Today's subject is roadblocks.
Not police checkpoints. Not traffic controls for construction work — well, not exactly — but the obstacles preventing more road maintenance, more reconstruction, more expansion on crowded highway corridors.
The primary obstacle, of course, is money.
California needs $72 billion for road maintenance over the next 10 years, according to a survey of cities, counties and transportation interests released last week. Add in bridges, sidewalks and related infrastructure and the figure jumps to $107 billion.
Of that total, about $2.7 billion is needed in Sonoma, Lake and Mendocino counties.
At $25 billion, available resources are less than a quarter of the need.
Gas taxes are the primary source of money for building and fixing roads. The gas tax is a user fee; the more you drive, the more you pay. But with increasingly efficient cars, drivers are using less fuel. Add in rising prices, with a new normal approaching or exceeding $4 a gallon, and people are driving fewer miles, too.
If you're expecting this paragraph to be an argument for higher fuel taxes, guess again. The issue is more complicated.
Yes, motorists ought to pay for the roads they use. But public agencies must spend that money wisely and distribute it equitably. In California, there's evidence of failure on both counts.

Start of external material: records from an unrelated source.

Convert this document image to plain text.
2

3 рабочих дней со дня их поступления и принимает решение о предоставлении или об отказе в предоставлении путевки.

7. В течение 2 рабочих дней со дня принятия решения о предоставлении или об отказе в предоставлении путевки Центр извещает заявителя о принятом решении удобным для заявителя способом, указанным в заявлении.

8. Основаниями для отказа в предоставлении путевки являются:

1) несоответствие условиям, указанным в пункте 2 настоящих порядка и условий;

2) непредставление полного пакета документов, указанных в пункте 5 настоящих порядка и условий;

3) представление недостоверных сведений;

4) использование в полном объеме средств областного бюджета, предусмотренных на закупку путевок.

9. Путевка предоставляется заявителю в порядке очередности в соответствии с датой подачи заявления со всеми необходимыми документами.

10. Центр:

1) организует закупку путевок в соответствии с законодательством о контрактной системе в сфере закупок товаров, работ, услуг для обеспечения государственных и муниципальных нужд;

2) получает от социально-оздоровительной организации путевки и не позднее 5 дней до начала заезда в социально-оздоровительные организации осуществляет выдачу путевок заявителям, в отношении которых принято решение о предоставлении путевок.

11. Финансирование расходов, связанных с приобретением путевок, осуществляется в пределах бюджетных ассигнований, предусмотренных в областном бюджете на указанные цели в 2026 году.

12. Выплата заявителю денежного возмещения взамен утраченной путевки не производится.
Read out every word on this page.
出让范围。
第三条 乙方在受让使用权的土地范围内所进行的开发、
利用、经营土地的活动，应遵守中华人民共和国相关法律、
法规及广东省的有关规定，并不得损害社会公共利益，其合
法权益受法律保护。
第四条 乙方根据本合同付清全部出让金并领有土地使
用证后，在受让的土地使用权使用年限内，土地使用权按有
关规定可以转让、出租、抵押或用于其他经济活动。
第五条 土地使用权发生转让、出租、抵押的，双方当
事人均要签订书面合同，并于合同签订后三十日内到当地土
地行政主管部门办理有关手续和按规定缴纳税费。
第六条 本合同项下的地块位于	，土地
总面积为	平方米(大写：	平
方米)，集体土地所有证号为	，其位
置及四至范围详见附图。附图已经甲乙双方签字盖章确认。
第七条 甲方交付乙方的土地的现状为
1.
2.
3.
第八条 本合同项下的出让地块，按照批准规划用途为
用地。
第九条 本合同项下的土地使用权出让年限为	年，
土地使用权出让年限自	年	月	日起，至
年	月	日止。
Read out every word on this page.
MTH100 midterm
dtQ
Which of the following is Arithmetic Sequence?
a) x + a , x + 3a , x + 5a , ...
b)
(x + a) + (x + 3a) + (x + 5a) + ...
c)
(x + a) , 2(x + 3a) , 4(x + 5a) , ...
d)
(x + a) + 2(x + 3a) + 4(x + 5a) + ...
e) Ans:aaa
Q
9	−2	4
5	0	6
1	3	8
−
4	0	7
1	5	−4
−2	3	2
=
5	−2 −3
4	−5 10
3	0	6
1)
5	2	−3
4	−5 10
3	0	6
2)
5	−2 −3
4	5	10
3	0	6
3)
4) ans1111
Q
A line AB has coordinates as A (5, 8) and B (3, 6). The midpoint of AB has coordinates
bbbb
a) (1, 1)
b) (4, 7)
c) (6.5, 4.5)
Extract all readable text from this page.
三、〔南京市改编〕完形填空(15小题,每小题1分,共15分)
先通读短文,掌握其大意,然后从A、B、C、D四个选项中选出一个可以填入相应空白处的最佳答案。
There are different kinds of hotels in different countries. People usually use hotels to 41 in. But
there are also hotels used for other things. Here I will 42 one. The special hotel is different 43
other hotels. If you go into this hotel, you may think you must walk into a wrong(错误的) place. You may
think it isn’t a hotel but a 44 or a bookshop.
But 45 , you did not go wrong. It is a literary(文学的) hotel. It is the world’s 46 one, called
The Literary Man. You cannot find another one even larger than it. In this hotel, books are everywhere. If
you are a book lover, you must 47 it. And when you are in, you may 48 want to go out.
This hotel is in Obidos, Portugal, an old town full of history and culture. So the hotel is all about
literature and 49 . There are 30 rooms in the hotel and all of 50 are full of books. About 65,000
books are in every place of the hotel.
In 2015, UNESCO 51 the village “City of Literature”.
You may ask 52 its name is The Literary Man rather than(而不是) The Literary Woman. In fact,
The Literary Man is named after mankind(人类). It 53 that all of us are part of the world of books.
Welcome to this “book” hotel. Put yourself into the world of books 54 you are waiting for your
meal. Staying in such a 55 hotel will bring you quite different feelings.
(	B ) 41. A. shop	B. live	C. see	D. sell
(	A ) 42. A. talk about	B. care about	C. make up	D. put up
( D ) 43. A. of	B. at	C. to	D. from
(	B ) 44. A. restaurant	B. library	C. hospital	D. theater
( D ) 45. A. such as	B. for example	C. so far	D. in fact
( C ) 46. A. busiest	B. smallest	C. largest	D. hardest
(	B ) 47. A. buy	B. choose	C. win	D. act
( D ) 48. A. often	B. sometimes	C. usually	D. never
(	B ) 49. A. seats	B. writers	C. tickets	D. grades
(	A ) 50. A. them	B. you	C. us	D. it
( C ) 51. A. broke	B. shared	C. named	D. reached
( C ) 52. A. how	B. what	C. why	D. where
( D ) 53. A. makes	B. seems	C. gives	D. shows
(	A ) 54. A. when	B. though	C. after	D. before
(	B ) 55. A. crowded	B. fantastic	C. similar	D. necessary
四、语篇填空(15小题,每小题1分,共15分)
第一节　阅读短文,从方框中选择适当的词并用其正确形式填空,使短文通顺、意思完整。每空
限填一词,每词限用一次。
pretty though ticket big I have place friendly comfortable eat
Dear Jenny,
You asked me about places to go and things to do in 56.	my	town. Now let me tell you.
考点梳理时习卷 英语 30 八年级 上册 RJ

Consider high-speed rail. The state is pushing to start construction in the Central Valley this summer, with a goal of eventually linking the Bay Area and Los Angeles, a project expected to cost at least $60 billion. Voters approved $10 billion to get started. But that was in 2008, before the magnitude of the recession was clear. Today, federal funding is in doubt and there's no sign of the private money once promised for this project.